Locality definitions vary widely and are based on Medicare carrier definitions, which are strictly for Medicare physician payment purposes. Localities can refer to entire states, individual cities, groups of cities, contiguous counties, or non-contiguous counties.

Medicare fees are computed by applying the Medicare fee schedule payment methodology (relative value units, GPCI, and conversion factor) to data obtained from the Health Care Financing Administration's (HCFA) Public Use File (PUF) of Physician Services.

Medicare fees for each procedure in each locality are calculated assuming a fully implemented Medicare fee schedule (MFS), which is a major departure from the customary, prevailing, and reasonable (CPR) reimbursement methodology. The MFS is intended to reduce the difference in reimbursement for cognitive services relative to procedural services and correct geographic distortions in charging practices.

The MFS includes a Geographic Practice Cost Index (GPCI) to adjust for differences in practice costs across localities. It also recognises only one-fourth of the physician work GPCI, reducing the difference in payments between urban and rural areas.

The relationship between Medicare and private fees varies by type of service and across localities. Medicare fees more closely approximate private fees in rural and small metropolitan areas and for visits compared to surgery.

Private fees demonstrate greater geographic variation than Medicare fees. This variation drives the relationship between Medicare and private fees, with private fees appearing to vary dramatically while Medicare fees remain relatively stable.

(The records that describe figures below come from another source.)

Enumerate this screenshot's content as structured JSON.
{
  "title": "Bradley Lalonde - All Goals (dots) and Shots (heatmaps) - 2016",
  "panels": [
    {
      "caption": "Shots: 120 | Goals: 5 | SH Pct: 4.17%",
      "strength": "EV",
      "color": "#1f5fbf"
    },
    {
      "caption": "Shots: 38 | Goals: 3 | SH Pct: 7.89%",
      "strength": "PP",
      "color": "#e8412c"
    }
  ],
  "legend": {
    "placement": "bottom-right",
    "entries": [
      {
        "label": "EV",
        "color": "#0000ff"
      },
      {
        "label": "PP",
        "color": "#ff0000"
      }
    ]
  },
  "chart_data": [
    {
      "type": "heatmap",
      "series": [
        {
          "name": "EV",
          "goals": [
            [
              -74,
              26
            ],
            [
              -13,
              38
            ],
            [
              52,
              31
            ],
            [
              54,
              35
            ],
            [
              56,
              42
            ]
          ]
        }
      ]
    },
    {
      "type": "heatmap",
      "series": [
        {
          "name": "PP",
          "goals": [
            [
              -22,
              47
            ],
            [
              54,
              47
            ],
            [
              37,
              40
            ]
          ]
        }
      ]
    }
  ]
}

Example of Payment Localities

As an example, Florida consists of payment localities 03, 04, and 99 (for services paid from the Medicare physician fee schedule [MPFS], 99 = 01 and 02 combined). Locality 03 includes the following counties: Alachua, Baker, Bay, Bradford, Brevard, Calhoun, Citrus, Clay, Columbia, Dixie, Duval, Escambia, Flagler, Franklin, Gadsden, Gilchrist, Gulf, Hamilton, Hernando, Hillsborough, Holmes, Jackson, Jefferson, Lafayette, Lake, Leon, Levy, Liberty, Madison, Manatee, Marion, Nassau, Okaloosa, Pasco, Pinellas, Putnam, Santa Rosa, Sarasota, St Johns, Suwannee, Taylor, Union, Wakulla, Walton, and Washington.

Frequently asked questions

Physician reimbursement in Medicare Advantage was more strongly tied to traditional Medicare rates than to negotiated commercial prices, although Medicare Advantage plans tended to pay physicians less than traditional Medicare.

Private insurers paid nearly double Medicare rates for all hospital services, ranging from 141% to 259% of Medicare rates across studies.

Medicare physician fees are 76% of private fees. Medicare physician fees more closely approximate private fees for visits than for surgery and in rural areas compared to large metropolitan areas.

Private insurance reimbursement rates are determined through negotiations with providers.

Physicians can negotiate better reimbursement by determining their most common CPT codes, reviewing their fees and reimbursement rates, and organizing and analyzing the data to identify which codes or health plans should be targeted for improvement.